See Guitar for more details on the construction of acoustic guitars.
Another style of acoustic guitar is the archtop guitar. This incorporates a top, either carved out of solid wood or heat-pressed using laminations, that is arched like instruments in the violin family, usually with f-holes rather than a round soundhole. These guitars are most commonly used by swing and jazz players, and often incorporate electronics in the form of a pickup. However, many other kinds of acoustic guitars may incorporate this kind of electronics as well.
There are several prominent American makers of steel-string acoustic guitars. Martin, Guild, Taylor, and Gibson are known for both the quality and price of their instruments. The Selmer-Maccaferri guitar is an unusual-looking instrument, distinguished by its "D"-shaped or longitudinal oval soundhole. It is usually played by those who follow the style of Django Reinhardt.
The standard tuning for an acoustic guitar is EADGBE (low to high), although many players, particularly fingerpickers, use alternate tunings, such as "Open G" (DGDGBD), "open D tuning" (DADF#AD), or "Drop D" (DADGBE).
One variation on the standard acoustic guitar is the 12 string guitar, which sports an additional doubling string for each of the traditional six strings. This guitar was made famous by artists such as Huddie Leadbetter (also known as Leadbelly), Pete Seeger, and Leo Kottke.
Steel-string guitar music and players
Until the 1960s the predominant forms of music played on the flattop steel-string guitar remained relatively stable and included acoustic blues, country, bluegrass, folk, and several genres of rock. The concept of playing solo steel string guitar in a concert setting was introduced by such performers as Davey Graham and John Fahey in the early 1960s, who used country blues fingerpicking techniques to compose original compositions with structures somewhat like European classical music. Fahey contemporary Robbie Basho added elements of Indian classical music and Leo Kottke used a Faheyesque approach to make the first solo steel string guitar "hit" record. Afterwards came Windham Hill Records which brought in elements of Celtic music to join the mix in this now-thriving genre. Today, scores of artists are steel string soloists, including Al Petteway, Alex de Grassi, Duck Baker, Kaki King, Steffen Basho-Junghans and Pierre Bensusan. Steel-string guitars are also important in the world of flatpicking, as utilized by such artists as Tony Rice, Bryan Sutton, Doc Watson, and David Grier.
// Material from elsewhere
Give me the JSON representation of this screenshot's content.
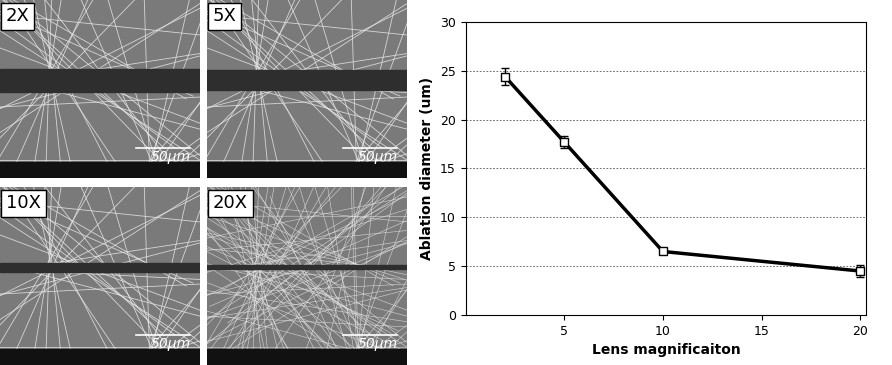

Luthiers have been experimenting with redesigning the acoustic guitar for these players. These flat top steel-string guitars are constructed and voiced more for classical-like fingerpicking and less for chordal accompaniment (strumming). Luthiers such as Ervin Somogyi, Eric Schoenberg, Kevin Ryan, Stefan Sobell, and George Lowden have increasingly focused their attention on the needs of fingerstylists and have developed unique guitars for this style of playing.
Many other luthiers seek to recreate the guitars of the "Golden Era" of C.F. Martin & Co. Bill Collings, Marty Lanham, Dana Bourgeois, Randy Lucas, Lynn Dudenbostel, and Wayne Henderson are but a few of the luthiers building guitars inspired by vintage Martins, the pre-World War II models in particular. As prices for vintage Martins continue to rise exponentially, upscale guitar enthusiasts have demanded faithful recreations, and luthiers are working to fill that demand.